Catégories: Afrique Sub-Saharienne, Guinée, Développement, Environnement, Médias citoyens

Ramassage des bois dans la forêt classée de Quewel. Photo de Jacques Kamano, utilisée avec permission

En 2015, la République de la Guinée s’est fixée un objectif : reboiser une superficie de 10 000 hectares par an [1], afin de freiner la dégradation des forêts et d’accroître la séquestration de carbone. Mais contre toute attente, dans la version actualisée de sa Contribution Déterminée au niveau National en 2021 [1], le pays revoit ses ambitions à la baisse. Le chiffre passe ainsi à 5 000 hectares par an sur l’ensemble du territoire.

La Guinée est subdivisée en quatre régions naturelles [2]: la Basse-Guinée [3] ou Guinée maritime [4] (zone côtière) ; la Moyenne-Guinée [5] qui comprend le massif du Fouta Djalon [6] ( zone montagneuse) ; la Haute-Guinée [7] (zone de savane au Nord) et la Guinée forestière [8] (zone de forêts au Sud-Est). Le pays jouit d'un climat tropical avec une saison des pluies et une saison sèche. La forêt couvre 23 % du territoire [9] et prend en compte le parc national du Haut Niger [10], les réserves de la biosphère du massif du Ziama [11] et du mont Nimba [12].
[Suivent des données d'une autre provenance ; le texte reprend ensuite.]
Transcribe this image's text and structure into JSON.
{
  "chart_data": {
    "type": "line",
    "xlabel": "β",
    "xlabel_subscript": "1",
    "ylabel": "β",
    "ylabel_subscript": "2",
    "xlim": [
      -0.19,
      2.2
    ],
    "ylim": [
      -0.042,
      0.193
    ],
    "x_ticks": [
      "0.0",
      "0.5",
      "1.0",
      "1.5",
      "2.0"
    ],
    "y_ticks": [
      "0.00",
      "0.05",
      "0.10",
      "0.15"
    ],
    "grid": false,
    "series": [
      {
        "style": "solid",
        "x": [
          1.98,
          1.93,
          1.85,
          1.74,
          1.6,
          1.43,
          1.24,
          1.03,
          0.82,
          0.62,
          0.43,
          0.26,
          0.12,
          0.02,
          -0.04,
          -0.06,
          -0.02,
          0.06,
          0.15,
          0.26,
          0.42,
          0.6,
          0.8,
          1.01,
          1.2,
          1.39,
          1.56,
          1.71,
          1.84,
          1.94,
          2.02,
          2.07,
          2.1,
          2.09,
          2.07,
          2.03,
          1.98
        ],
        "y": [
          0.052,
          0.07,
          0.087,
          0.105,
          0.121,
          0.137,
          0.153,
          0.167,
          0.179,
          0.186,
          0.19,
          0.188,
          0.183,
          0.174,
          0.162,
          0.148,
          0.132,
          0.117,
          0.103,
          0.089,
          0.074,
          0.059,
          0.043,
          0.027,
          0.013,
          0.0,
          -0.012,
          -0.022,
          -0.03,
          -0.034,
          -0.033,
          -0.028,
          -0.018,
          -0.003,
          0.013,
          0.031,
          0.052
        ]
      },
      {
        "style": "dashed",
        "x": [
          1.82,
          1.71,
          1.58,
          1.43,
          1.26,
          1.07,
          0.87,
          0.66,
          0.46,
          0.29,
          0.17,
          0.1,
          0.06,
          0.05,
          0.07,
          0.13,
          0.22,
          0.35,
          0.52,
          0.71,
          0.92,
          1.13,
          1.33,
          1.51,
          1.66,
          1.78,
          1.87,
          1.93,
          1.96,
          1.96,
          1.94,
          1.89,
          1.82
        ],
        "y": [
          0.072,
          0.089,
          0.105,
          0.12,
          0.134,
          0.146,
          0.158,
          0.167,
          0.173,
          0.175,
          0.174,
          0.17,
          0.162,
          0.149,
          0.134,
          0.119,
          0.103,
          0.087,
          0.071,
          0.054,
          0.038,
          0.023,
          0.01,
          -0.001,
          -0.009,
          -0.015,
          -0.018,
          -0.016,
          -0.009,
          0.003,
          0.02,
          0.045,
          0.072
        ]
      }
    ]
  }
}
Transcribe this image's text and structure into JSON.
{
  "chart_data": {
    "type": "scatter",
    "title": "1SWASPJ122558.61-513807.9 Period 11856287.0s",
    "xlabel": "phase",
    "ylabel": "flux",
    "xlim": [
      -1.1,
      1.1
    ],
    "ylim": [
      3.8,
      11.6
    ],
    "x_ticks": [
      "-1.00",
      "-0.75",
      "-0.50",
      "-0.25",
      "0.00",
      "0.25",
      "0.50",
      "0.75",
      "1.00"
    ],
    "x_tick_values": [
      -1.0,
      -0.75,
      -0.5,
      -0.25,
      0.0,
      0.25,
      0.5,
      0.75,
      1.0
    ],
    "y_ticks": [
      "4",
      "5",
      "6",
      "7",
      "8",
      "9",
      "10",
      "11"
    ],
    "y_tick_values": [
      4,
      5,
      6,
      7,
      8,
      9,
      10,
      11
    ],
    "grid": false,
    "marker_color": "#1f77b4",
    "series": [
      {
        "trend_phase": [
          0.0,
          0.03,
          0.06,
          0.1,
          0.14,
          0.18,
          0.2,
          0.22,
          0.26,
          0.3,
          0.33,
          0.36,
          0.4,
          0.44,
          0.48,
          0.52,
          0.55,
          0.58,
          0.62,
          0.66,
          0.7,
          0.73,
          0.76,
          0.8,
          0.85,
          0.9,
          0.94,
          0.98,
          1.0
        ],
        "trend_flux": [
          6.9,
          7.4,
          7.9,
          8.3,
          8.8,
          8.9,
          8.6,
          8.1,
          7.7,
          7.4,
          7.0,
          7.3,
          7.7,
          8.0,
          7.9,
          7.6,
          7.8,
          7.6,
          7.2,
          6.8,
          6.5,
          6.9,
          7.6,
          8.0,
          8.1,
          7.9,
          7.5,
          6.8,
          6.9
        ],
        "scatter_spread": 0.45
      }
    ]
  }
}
Les principales sources d'émission de gaz à effet de serre en Guinée [13] incluent le secteur résidentiel (plus de 86%, à  cause du nombre important de ménages utilisant le bois de feu); l'énergie (7 %) et le transport (6%).

En 2030, la République de Guinée pourrait réduire ses émissions de gaz à effet de serre d’au moins 13% [14], en restaurant notamment son couvert forestier, grâce à sa campagne nationale de reboisement. Toutefois plusieurs facteurs peuvent empêcher la réalisation de cet objectif: absence de mécanisme de suivi et d’entretien des plants mis en terre ; opacité des opérations de financement des activités des ONG recrutées pour le reboisement ; faible archivage des acquis ; minoration des équipes chargées de surveiller les espaces reboisés.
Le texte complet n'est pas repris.